Pembangkit Listrik Tenaga Nuklir (PLTN) milik Iran jadi incaran serangan Israel dan AS. Foto: Press TV

 
Baca juga: Iran Masih Simpan Rudal Canggih untuk Serangan Jangka Panjang
 

Bagaimana sanksi terhadap Iran?


Iran telah menghadapi sanksi ekonomi dari AS setelah Revolusi Islam dan krisis penyanderaan kedutaan AS pada 1979 serta atas program nuklirnya.

Dalam upaya untuk menekan Teheran agar menyetujui kesepakatan mengenai program nuklirnya, pemerintahan Presiden AS saat itu Barack Obama membujuk banyak negara ekonomi utama di seluruh dunia untuk mengurangi atau menghentikan pembelian minyak mereka dari Iran, dengan menggunakan gelombang sanksi tambahan.

Sanksi tersebut dilonggarkan setelah Iran mencapai kesepakatan Rencana Aksi Komprehensif Bersama (JCPOA) pada 2015 dengan AS, Rusia, Tiongkok, Prancis, Jerman, Inggris, dan Uni Eropa.

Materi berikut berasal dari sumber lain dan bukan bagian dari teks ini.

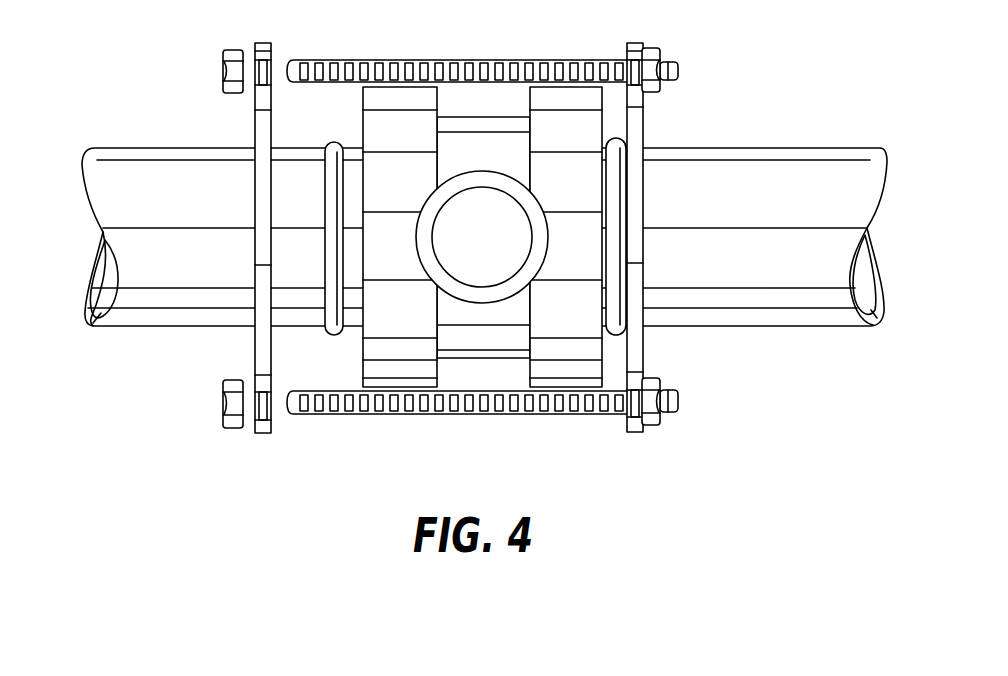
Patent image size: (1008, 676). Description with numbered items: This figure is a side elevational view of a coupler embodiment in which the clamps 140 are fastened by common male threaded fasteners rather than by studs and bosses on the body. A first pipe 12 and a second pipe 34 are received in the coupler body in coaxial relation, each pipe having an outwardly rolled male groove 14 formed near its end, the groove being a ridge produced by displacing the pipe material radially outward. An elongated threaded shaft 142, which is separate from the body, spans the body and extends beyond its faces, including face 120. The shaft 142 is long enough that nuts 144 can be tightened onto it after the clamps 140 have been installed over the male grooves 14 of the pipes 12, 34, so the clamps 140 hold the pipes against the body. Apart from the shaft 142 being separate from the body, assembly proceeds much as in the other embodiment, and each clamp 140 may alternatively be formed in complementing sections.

The first pipe 12 is at (127, 337).
The male groove 14 is at (341, 138).
The second pipe 34 is at (777, 214).
The first face 120 is at (367, 356).
The clamp 140 is at (250, 127).
The elongated threaded shaft 142 is at (388, 58).
The nut 144 is at (212, 76).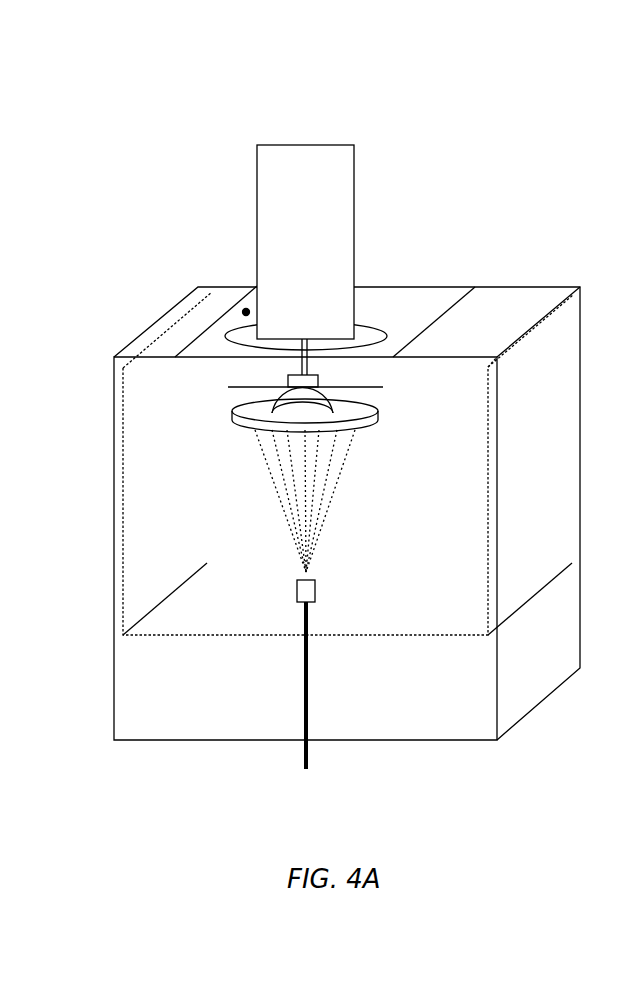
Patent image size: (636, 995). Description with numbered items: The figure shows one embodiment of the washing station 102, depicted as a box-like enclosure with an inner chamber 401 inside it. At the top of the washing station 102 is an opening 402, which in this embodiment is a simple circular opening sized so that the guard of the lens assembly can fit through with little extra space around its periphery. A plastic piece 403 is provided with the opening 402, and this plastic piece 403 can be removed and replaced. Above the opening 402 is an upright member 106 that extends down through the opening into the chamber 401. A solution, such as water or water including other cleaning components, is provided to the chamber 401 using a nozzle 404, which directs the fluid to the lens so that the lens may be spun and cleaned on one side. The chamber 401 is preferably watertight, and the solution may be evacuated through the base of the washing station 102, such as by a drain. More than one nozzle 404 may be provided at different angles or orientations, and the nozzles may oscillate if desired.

The washing station 102 is at (158, 757).
The light source 106 is at (292, 123).
The chamber 401 is at (457, 639).
The opening 402 is at (375, 322).
The plastic piece 403 is at (242, 311).
The nozzle 404 is at (282, 590).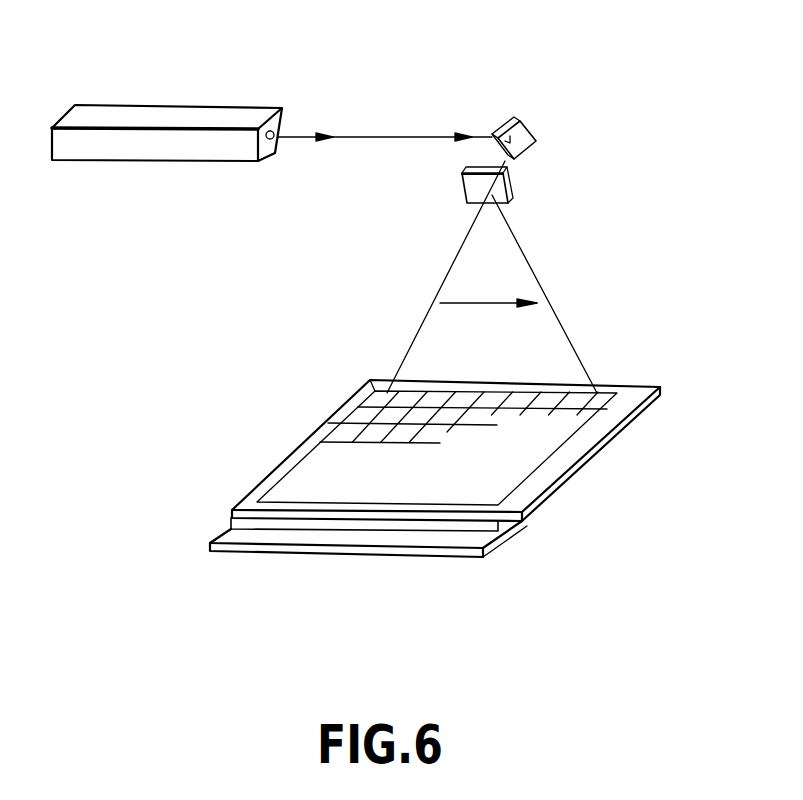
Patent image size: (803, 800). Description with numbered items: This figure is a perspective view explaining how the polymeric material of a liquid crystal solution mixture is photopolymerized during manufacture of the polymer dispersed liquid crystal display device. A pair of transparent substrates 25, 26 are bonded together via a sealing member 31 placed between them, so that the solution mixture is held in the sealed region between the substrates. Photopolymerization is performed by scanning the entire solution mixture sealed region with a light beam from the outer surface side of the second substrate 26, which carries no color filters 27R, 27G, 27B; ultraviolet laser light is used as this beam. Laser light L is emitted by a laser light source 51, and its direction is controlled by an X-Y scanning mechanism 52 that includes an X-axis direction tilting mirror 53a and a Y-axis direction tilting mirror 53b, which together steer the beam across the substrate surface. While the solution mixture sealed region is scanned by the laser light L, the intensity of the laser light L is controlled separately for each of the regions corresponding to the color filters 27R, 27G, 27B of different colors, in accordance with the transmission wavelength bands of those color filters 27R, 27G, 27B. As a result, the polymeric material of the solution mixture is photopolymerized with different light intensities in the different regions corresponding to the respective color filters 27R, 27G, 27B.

The laser light source 51 is at (198, 151).
The laser light L is at (413, 137).
The X-Y scanning mechanism 52 is at (517, 208).
The X-axis direction tilting mirror 53a is at (518, 128).
The Y-axis direction tilting mirror 53b is at (513, 192).
The second substrate 26 is at (446, 430).
The color filter 27R is at (373, 390).
The color filter 27G is at (416, 397).
The color filter 27B is at (443, 398).
The sealing member 31 is at (370, 530).
The first substrate 25 is at (501, 538).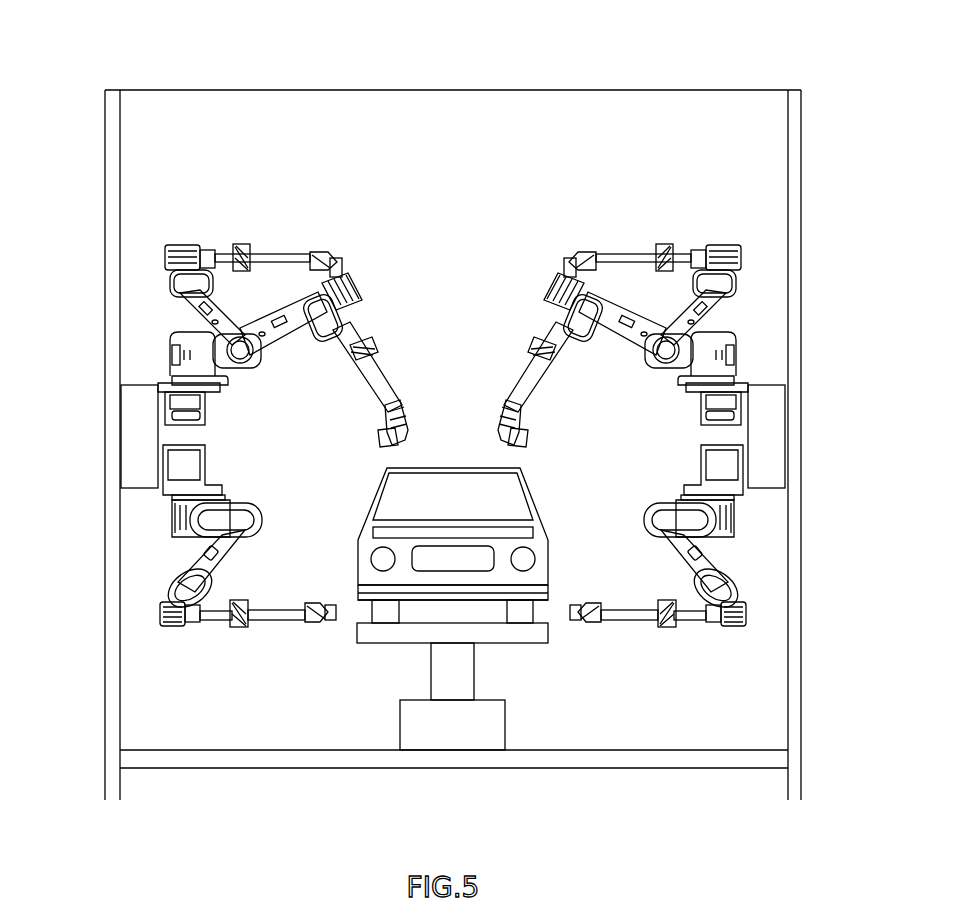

Tahun berikutnya, Iran mengekspor 2,8 juta barel minyak bumi per hari. Namun, Presiden AS Donald Trump memberlakukan kembali sanksi tersebut pada 2018 selama masa jabatan pertamanya sebagai presiden dan menambahkan lebih banyak sanksi. Sekali lagi menekan sebagian besar negara lain untuk berhenti membeli minyak mentah Iran.

Hasilnya, menurut EIA, Teheran hanya menghasilkan USD50 miliar dalam pendapatan ekspor minyak pada 2022 dan 2023, yang berjumlah sekitar 200 ribu barel minyak mentah per hari, kurang dari 10 persen dari level 2016.

Hasilnya adalah sanksi telah menggerogoti pendapatan devisa Iran. Iran telah mencegah keruntuhan ekonomi sebagian berkat Tiongkok, pembeli utama minyaknya dan salah satu dari sedikit negara yang masih berdagang dengan Teheran.

Namun, hilangnya pendapatan karena sanksi telah merampas pembangunan ekonomi jangka panjang negara itu dan telah menghantam kemampuan Teheran untuk memperbaiki infrastruktur yang bobrok.

Presiden Masoud Pezeshkian telah berulang kali menyoroti beratnya situasi ekonomi yang dihadapi negara itu, dengan menyatakan situasi Teheran lebih menantang daripada selama Perang Iran-Irak pada 1980-an. Pada Maret, ia secara terbuka mengkritik putaran terbaru sanksi AS yang menargetkan tanker yang membawa minyak Iran.